Audiensi tersebut untuk menjajaki kerja sama konkret dalam percepatan listrik perdesaan dan pembangunan desa di Indonesia.
Yandri menyambut baik kehadiran para CEO tersebut. Pihaknya membuka peluang untuk kolaborasi dengan pihak manapun untuk membangun desa. "Ada 75.266 Desa jadi harus kolaborasi untuk bangun desa," katanya, Rabu, 11 Februari 2026.
Pertemuan tersebut difokuskan pada solusi praktis untuk listrik perdesaan di wilayah terpencil dan kepulauan, termasuk pengembangan sistem energi terbarukan terdesentralisasi (off-grid dan mini-grid), penguatan pasokan listrik bagi BUMDes dan Koperasi Desa Merah Putih, serta dukungan energi untuk cold chain pangan dan layanan dasar desa.
Kementerian Desa dan Pembangunan Daerah Tertinggal (Kemendes PDT), kata Yandri, memiliki 12 Program Prioritas yang bisa dikolaborasikan dengan para CEO tersebut seperti Desa Ekspor.

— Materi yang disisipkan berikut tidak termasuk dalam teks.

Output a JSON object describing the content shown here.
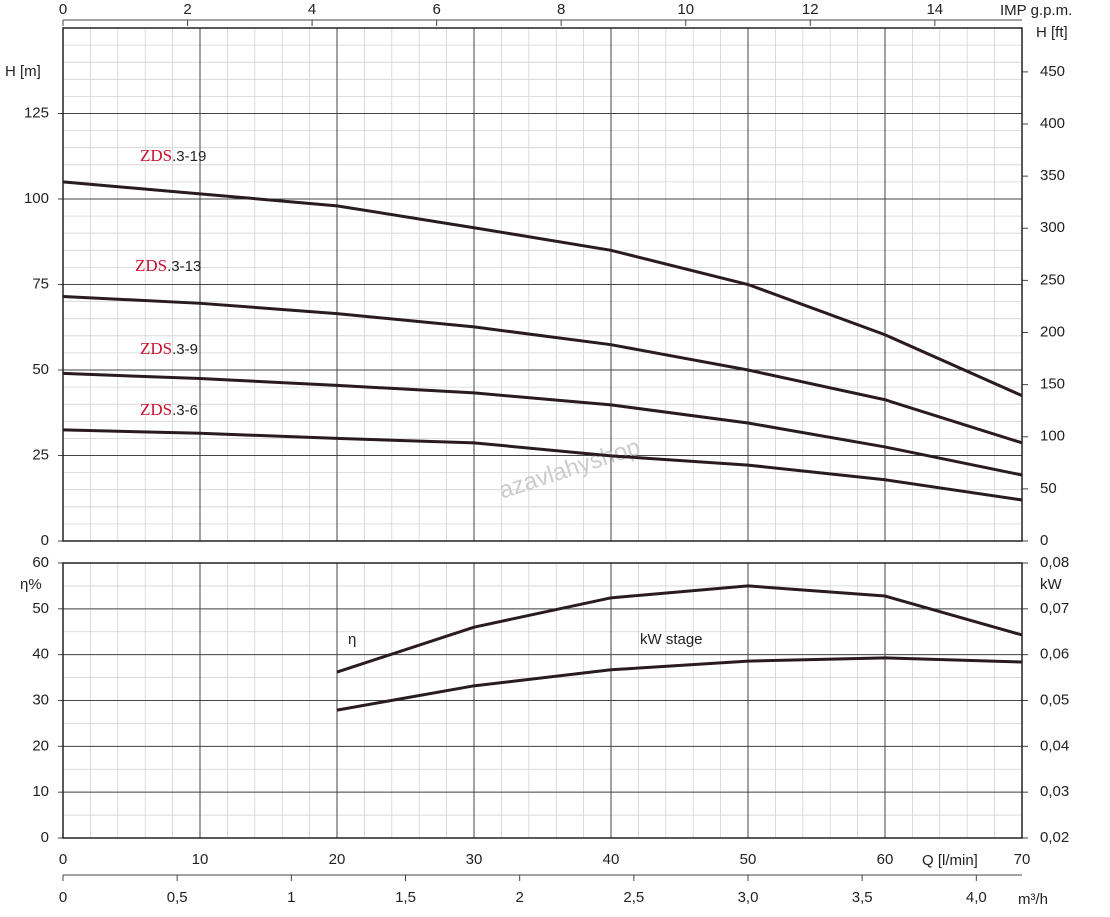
{
  "chart_data": [
    {
      "type": "line",
      "ylabel": "H [m]",
      "y2label": "H [ft]",
      "x2label": "IMP g.p.m.",
      "x": [
        0,
        10,
        20,
        30,
        40,
        50,
        60,
        70
      ],
      "xlim": [
        0,
        70
      ],
      "x2lim": [
        0,
        15.4
      ],
      "x2ticks": [
        0,
        2,
        4,
        6,
        8,
        10,
        12,
        14
      ],
      "ylim": [
        0,
        150
      ],
      "yticks": [
        0,
        25,
        50,
        75,
        100,
        125
      ],
      "y2lim": [
        0,
        492.1
      ],
      "y2ticks": [
        0,
        50,
        100,
        150,
        200,
        250,
        300,
        350,
        400,
        450
      ],
      "grid": true,
      "watermark": "azavlahyshop",
      "series": [
        {
          "name": "ZDS.3-19",
          "color": "#2a1a22",
          "values": [
            105,
            101.5,
            98,
            91.6,
            85,
            75,
            60.3,
            42.5
          ]
        },
        {
          "name": "ZDS.3-13",
          "color": "#2a1a22",
          "values": [
            71.5,
            69.5,
            66.5,
            62.6,
            57.4,
            50,
            41.3,
            28.7
          ]
        },
        {
          "name": "ZDS.3-9",
          "color": "#2a1a22",
          "values": [
            49,
            47.5,
            45.5,
            43.3,
            39.8,
            34.5,
            27.5,
            19.3
          ]
        },
        {
          "name": "ZDS.3-6",
          "color": "#2a1a22",
          "values": [
            32.5,
            31.5,
            30,
            28.7,
            24.9,
            22.2,
            17.9,
            12
          ]
        }
      ]
    },
    {
      "type": "line",
      "ylabel": "η%",
      "y2label": "kW",
      "xlabel": "Q [l/min]",
      "x2label": "m³/h",
      "x": [
        0,
        10,
        20,
        30,
        40,
        50,
        60,
        70
      ],
      "xlim": [
        0,
        70
      ],
      "xticks": [
        0,
        10,
        20,
        30,
        40,
        50,
        60,
        70
      ],
      "x2lim": [
        0,
        4.2
      ],
      "x2ticks": [
        0,
        {
          "value": 0.5,
          "label": "0,5"
        },
        1,
        {
          "value": 1.5,
          "label": "1,5"
        },
        2,
        {
          "value": 2.5,
          "label": "2,5"
        },
        {
          "value": 3,
          "label": "3,0"
        },
        {
          "value": 3.5,
          "label": "3,5"
        },
        {
          "value": 4,
          "label": "4,0"
        }
      ],
      "ylim": [
        0,
        60
      ],
      "yticks": [
        0,
        10,
        20,
        30,
        40,
        50,
        60
      ],
      "y2lim": [
        0.02,
        0.08
      ],
      "y2ticks": [
        {
          "value": 0.02,
          "label": "0,02"
        },
        {
          "value": 0.03,
          "label": "0,03"
        },
        {
          "value": 0.04,
          "label": "0,04"
        },
        {
          "value": 0.05,
          "label": "0,05"
        },
        {
          "value": 0.06,
          "label": "0,06"
        },
        {
          "value": 0.07,
          "label": "0,07"
        },
        {
          "value": 0.08,
          "label": "0,08"
        }
      ],
      "grid": true,
      "series": [
        {
          "name": "η",
          "color": "#2a1a22",
          "values": [
            null,
            null,
            36.2,
            46,
            52.4,
            55,
            52.8,
            44.3
          ]
        },
        {
          "name": "kW stage",
          "color": "#2a1a22",
          "axis": "y2",
          "values": [
            null,
            null,
            0.0479,
            0.0532,
            0.0567,
            0.0586,
            0.0593,
            0.0584
          ]
        }
      ]
    }
  ]
}
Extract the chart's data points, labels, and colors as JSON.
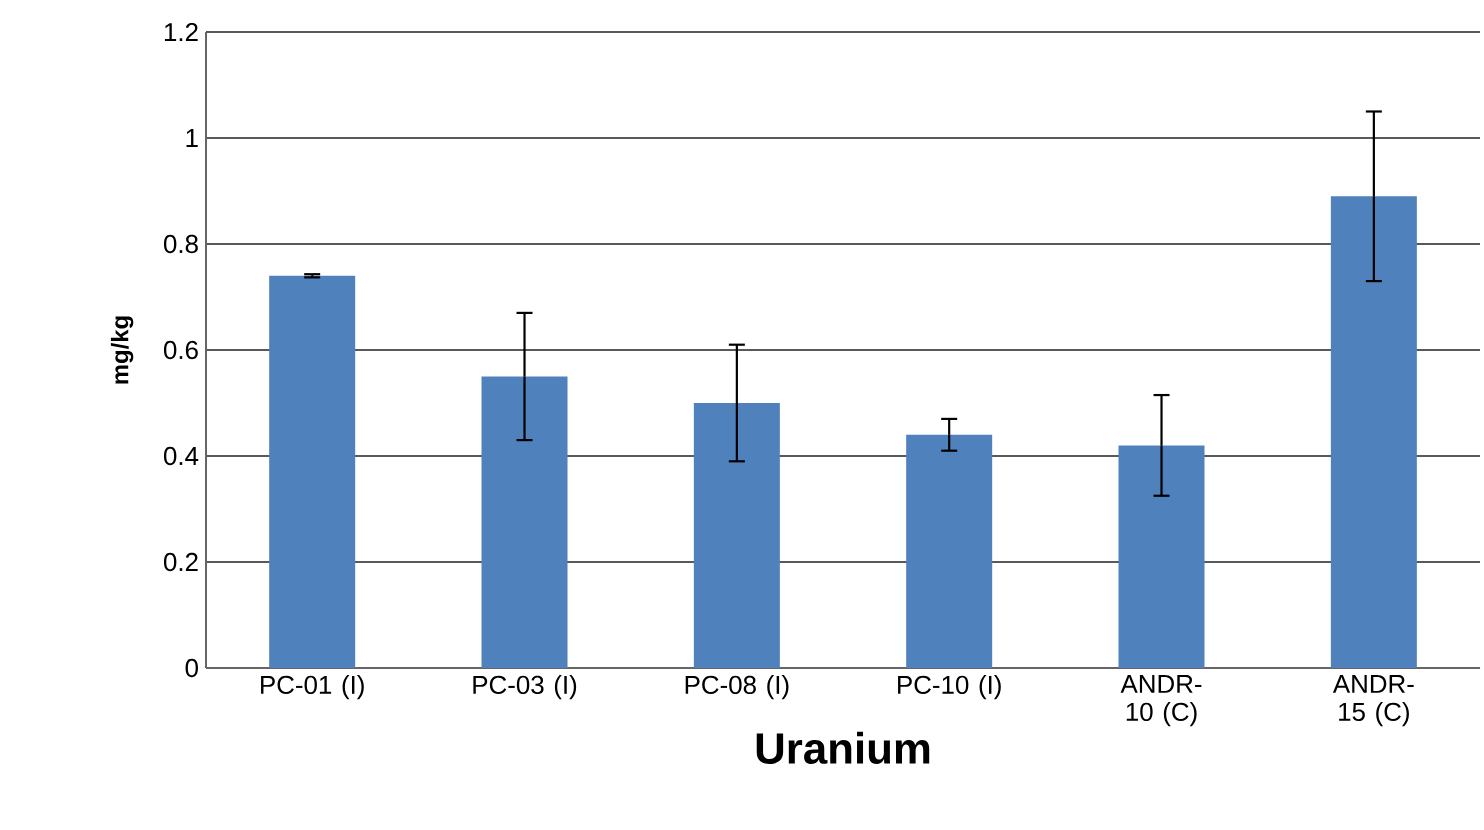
{
  "chart_data": {
    "type": "bar",
    "xlabel": "Uranium",
    "ylabel": "mg/kg",
    "categories": [
      "PC-01 (I)",
      "PC-03 (I)",
      "PC-08 (I)",
      "PC-10 (I)",
      "ANDR-10 (C)",
      "ANDR-15 (C)"
    ],
    "values": [
      0.74,
      0.55,
      0.5,
      0.44,
      0.42,
      0.89
    ],
    "errors": [
      0.003,
      0.12,
      0.11,
      0.03,
      0.095,
      0.16
    ],
    "color": "#4f81bd",
    "ylim": [
      0,
      1.2
    ],
    "yticks": [
      0,
      0.2,
      0.4,
      0.6,
      0.8,
      1,
      1.2
    ],
    "grid": "y"
  }
}
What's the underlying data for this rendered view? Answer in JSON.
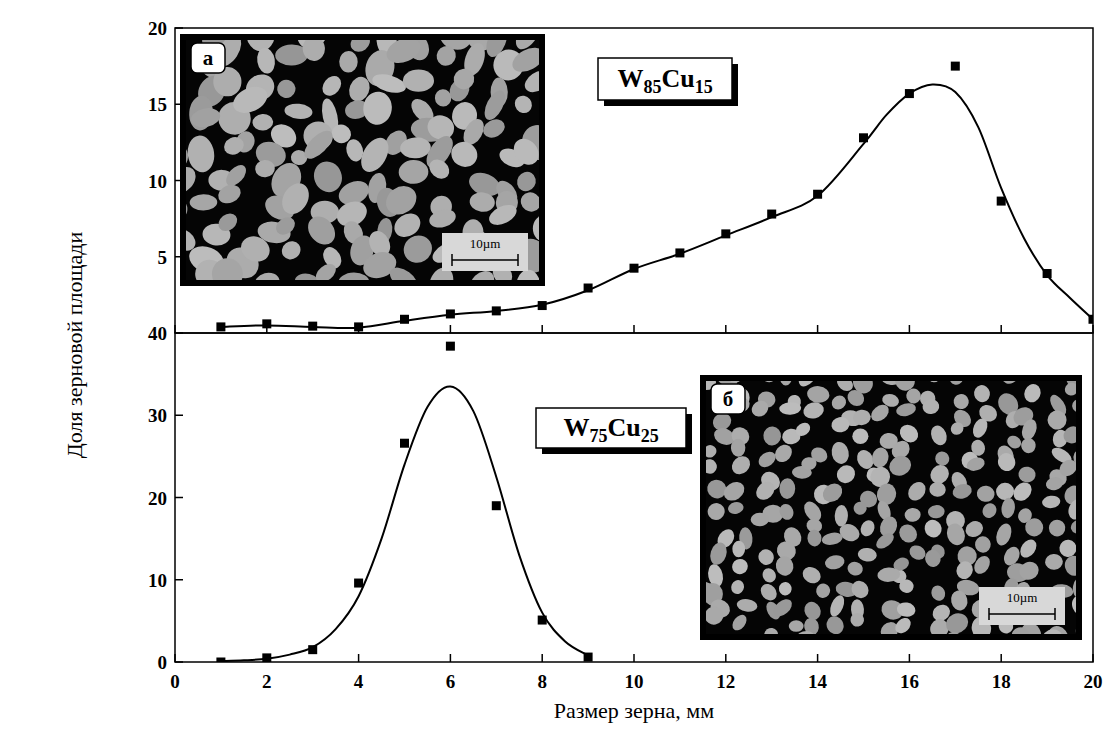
{
  "chart_data": [
    {
      "type": "scatter",
      "title": "W85Cu15",
      "ylabel": "Доля зерновой площади",
      "xlim": [
        0,
        20
      ],
      "xticks": [
        0,
        2,
        4,
        6,
        8,
        10,
        12,
        14,
        16,
        18,
        20
      ],
      "ylim": [
        0,
        20
      ],
      "yticks": [
        5,
        10,
        15,
        20
      ],
      "tick_labels": "y",
      "grid": false,
      "inset": {
        "letter": "а",
        "scale_bar": "10µm"
      },
      "series": [
        {
          "type": "scatter",
          "marker": "square",
          "color": "#000000",
          "x": [
            1,
            2,
            3,
            4,
            5,
            6,
            7,
            8,
            9,
            10,
            11,
            12,
            13,
            14,
            15,
            16,
            17,
            18,
            19,
            20
          ],
          "values": [
            0.4,
            0.6,
            0.45,
            0.4,
            0.9,
            1.25,
            1.45,
            1.8,
            2.95,
            4.25,
            5.25,
            6.5,
            7.8,
            9.1,
            12.8,
            15.7,
            17.5,
            8.65,
            3.9,
            0.9
          ]
        },
        {
          "type": "line",
          "line_style": "solid",
          "color": "#000000",
          "x": [
            1,
            2,
            3,
            4,
            5,
            6,
            7,
            8,
            9,
            10,
            11,
            12,
            13,
            14,
            15,
            15.5,
            16,
            16.5,
            17,
            17.5,
            18,
            18.5,
            19,
            19.5,
            20
          ],
          "values": [
            0.4,
            0.5,
            0.4,
            0.35,
            0.8,
            1.2,
            1.45,
            1.85,
            2.8,
            4.2,
            5.2,
            6.4,
            7.6,
            9.0,
            12.4,
            14.3,
            15.7,
            16.3,
            15.8,
            13.5,
            9.5,
            6.2,
            3.8,
            2.3,
            0.9
          ]
        }
      ]
    },
    {
      "type": "scatter",
      "title": "W75Cu25",
      "xlabel": "Размер зерна, мм",
      "xlim": [
        0,
        20
      ],
      "xticks": [
        0,
        2,
        4,
        6,
        8,
        10,
        12,
        14,
        16,
        18,
        20
      ],
      "ylim": [
        0,
        40
      ],
      "yticks": [
        0,
        10,
        20,
        30,
        40
      ],
      "grid": false,
      "inset": {
        "letter": "б",
        "scale_bar": "10µm"
      },
      "series": [
        {
          "type": "scatter",
          "marker": "square",
          "color": "#000000",
          "x": [
            1,
            2,
            3,
            4,
            5,
            6,
            7,
            8,
            9
          ],
          "values": [
            0,
            0.5,
            1.5,
            9.6,
            26.6,
            38.4,
            19,
            5.1,
            0.6
          ]
        },
        {
          "type": "line",
          "line_style": "solid",
          "color": "#000000",
          "x": [
            1,
            1.5,
            2,
            2.5,
            3,
            3.5,
            4,
            4.5,
            5,
            5.5,
            6,
            6.5,
            7,
            7.5,
            8,
            8.5,
            9
          ],
          "values": [
            0.1,
            0.2,
            0.4,
            0.9,
            1.8,
            4,
            8,
            15,
            24,
            31,
            33.5,
            30.5,
            22.5,
            13,
            6,
            2.5,
            0.8
          ]
        }
      ]
    }
  ]
}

Program ini ditargetkan terbangun 5.000 Desa Ekspor dengan keberagaman potensi yang dimiliki oleh setiap desa.
"Kami juga punya program Desa Tematik menyesuaikan potensi desa yang diperuntukkan sebagai penyuplai bahan baku program Pemerintah yaitu Makan Bergizi Gratis," kata mantan Wakil Ketua MPR RI ini.
Ia mengatakan, kerja sama internasional harus berdampak langsung bagi warga desa. “Kami ingin kolaborasi ini menghasilkan solusi yang benar-benar bisa dipakai di desa,” ujarnya.
Adapun delegasi tersebut mencakup pimpinan sejumlah perusahaan teknologi energi dan iklim terkemuka dari Inggris, antara lain Carruthers Renewables (mikrohidro off-grid), Centre for Energy Equality (CEE) (solusi energi inklusif), Eja-Ice (rantai dingin tenaga surya untuk pangan dan kesehatan), Propel and Power (turbin laut tanpa baling-baling untuk wilayah pesisir), serta Compact Syngas Solutions (pengolahan limbah menjadi energi).
Para CEO menyampaikan ketertarikan untuk bisa berkolaborasi dengan Kemendes PDT guna mendukung sejumlah program dalam 12 Rencana Aksi.
Delegasi CEO Inggris dikoordinasi oleh Jillian Henderson, Lead kolaborasi internasional dalam program Innovate UK Energy Access Brokerage, yang memfasilitasi pertemuan antara inovator Inggris dan mitra pemerintah Indonesia.